Even though there is a pre and post-surgery checklist of the many instruments used during an operation, and a verbal count and check routine, patients may still come to harm later, as a result of something left behind in their body cavity. Do the counts and checklists help or make any difference?
“They do help, but there are still more never events than ever being discovered in recent years. Simply put, medical mistakes are the leading cause of serious injuries and death across the nation,” Robenalt remarked. Although the number of never events does fluctuate from year-to-year, the fact is they still happen when they should not. Having a surgical error free year is possible, and has been done in some American hospitals, but it is apparently not consistent.
Why do surgical instruments go missing inside a patient? What about the pre and post-surgery instrument counts? “They do work, but the one major thing that causes problems is after they are used, and no longer clean and white and very visible, they blend in with the body cavity environment, meaning they become hard to find as they blend in color into the background tissues,” explained Robenalt.

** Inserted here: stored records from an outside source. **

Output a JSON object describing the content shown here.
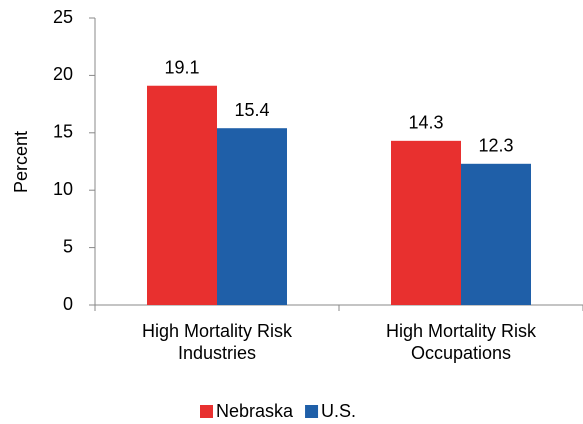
{
  "chart_data": {
    "type": "bar",
    "y_label": "Percent",
    "categories": [
      "High Mortality Risk\nIndustries",
      "High Mortality Risk\nOccupations"
    ],
    "series": [
      {
        "name": "Nebraska",
        "color": "#e8302f",
        "values": [
          19.1,
          14.3
        ],
        "value_labels": [
          "19.1",
          "14.3"
        ]
      },
      {
        "name": "U.S.",
        "color": "#1f5fa8",
        "values": [
          15.4,
          12.3
        ],
        "value_labels": [
          "15.4",
          "12.3"
        ]
      }
    ],
    "ylim": [
      0,
      25
    ],
    "yticks": [
      0,
      5,
      10,
      15,
      20,
      25
    ],
    "grid": false,
    "legend": "bottom"
  }
}
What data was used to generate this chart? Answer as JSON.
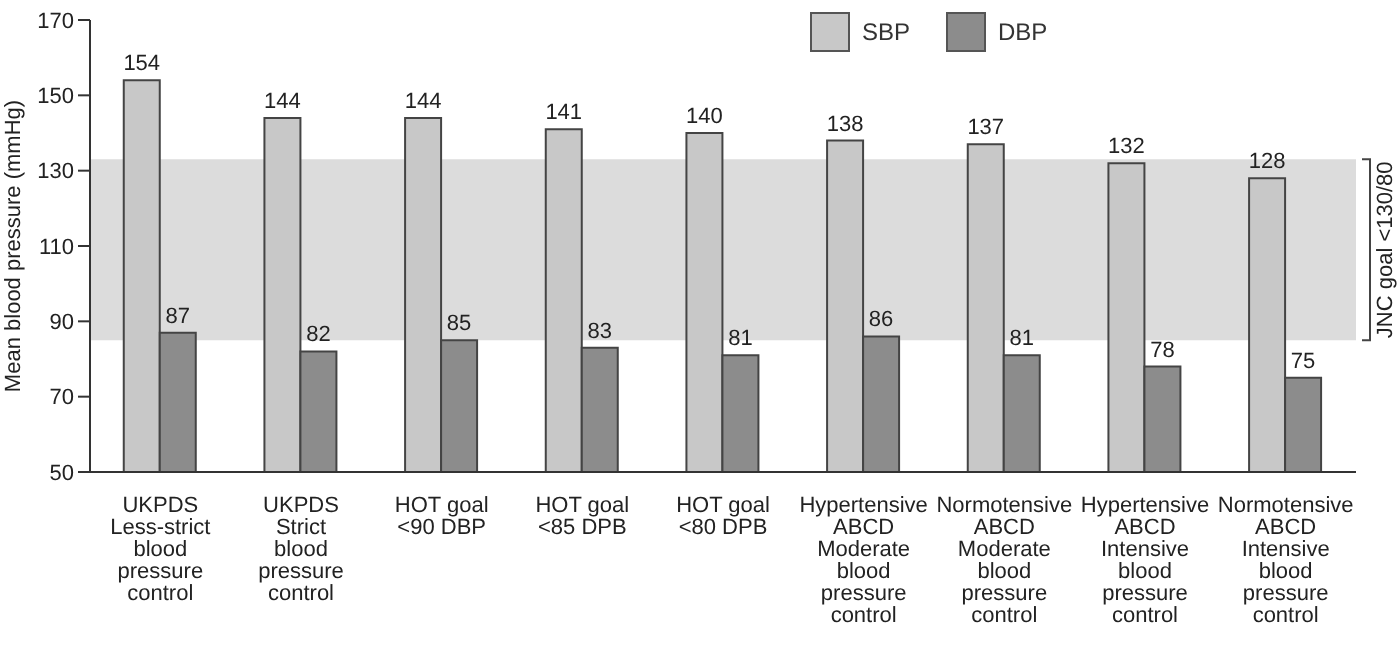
{
  "chart_data": {
    "type": "bar",
    "ylabel": "Mean blood pressure (mmHg)",
    "categories": [
      "UKPDS\nLess-strict\nblood\npressure\ncontrol",
      "UKPDS\nStrict\nblood\npressure\ncontrol",
      "HOT goal\n<90 DBP",
      "HOT goal\n<85 DPB",
      "HOT goal\n<80 DPB",
      "Hypertensive\nABCD\nModerate\nblood\npressure\ncontrol",
      "Normotensive\nABCD\nModerate\nblood\npressure\ncontrol",
      "Hypertensive\nABCD\nIntensive\nblood\npressure\ncontrol",
      "Normotensive\nABCD\nIntensive\nblood\npressure\ncontrol"
    ],
    "series": [
      {
        "name": "SBP",
        "color": "#c8c8c8",
        "values": [
          154,
          144,
          144,
          141,
          140,
          138,
          137,
          132,
          128
        ]
      },
      {
        "name": "DBP",
        "color": "#8c8c8c",
        "values": [
          87,
          82,
          85,
          83,
          81,
          86,
          81,
          78,
          75
        ]
      }
    ],
    "ylim": [
      50,
      170
    ],
    "yticks": [
      50,
      70,
      90,
      110,
      130,
      150,
      170
    ],
    "bands": [
      {
        "axis": "y",
        "from": 85,
        "to": 133,
        "label": "JNC goal <130/80",
        "color": "#dcdcdc"
      }
    ],
    "data_labels": true,
    "legend": "top right"
  }
}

Although there is a more visual method of assessing if all sponges are present and accounted for after surgery, not all hospitals have or use the method. It involves a hanging rack where used sponges are clipped up for visual inspection. While this may work, there is still a lot of room for errors, which means one of the newer approaches to sponge counting may find favor in operating rooms nationwide —- a sponge with an e-chip, or radio-frequency tag inside them.

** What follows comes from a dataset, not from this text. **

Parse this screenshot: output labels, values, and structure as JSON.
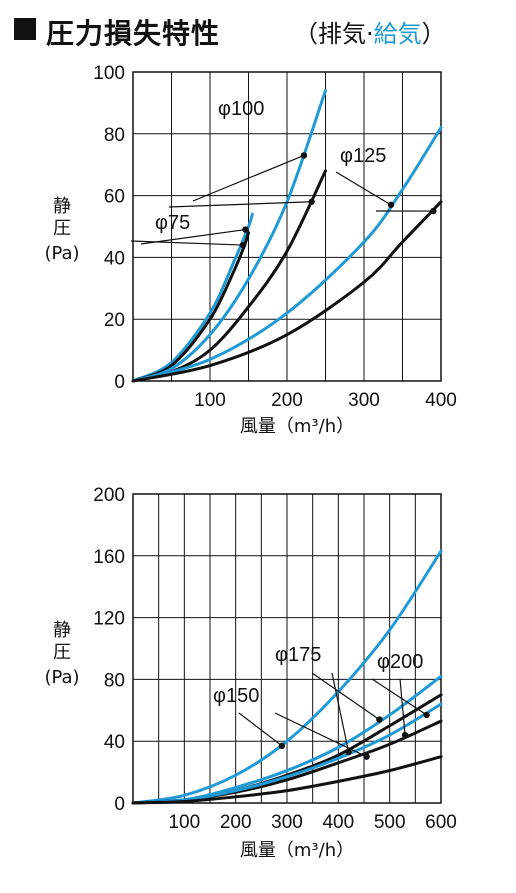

“It’s about the size of a grain of rice, but surgeons can swipe an e-wand over the body cavity and pick up anything left inside,” said Robenalt. Would sponge tracking be expensive? The maker says about $10 per surgery, a bonus for patient safety. However, they need to figure out how to bury the right kind of electronics in a steel retractor.
“Despite the latest innovations in tracking sponges and instruments, the main factor that needs to be enhanced and improved, continuously, is human-to-human communication. Everyone in the OR needs to be clear and precise at all times. Sharp, on-the-ball and alert. Class distinctions have no place in the surgical suite, where everyone is there for the ‘patient’ and not the doctor,” Robenalt added.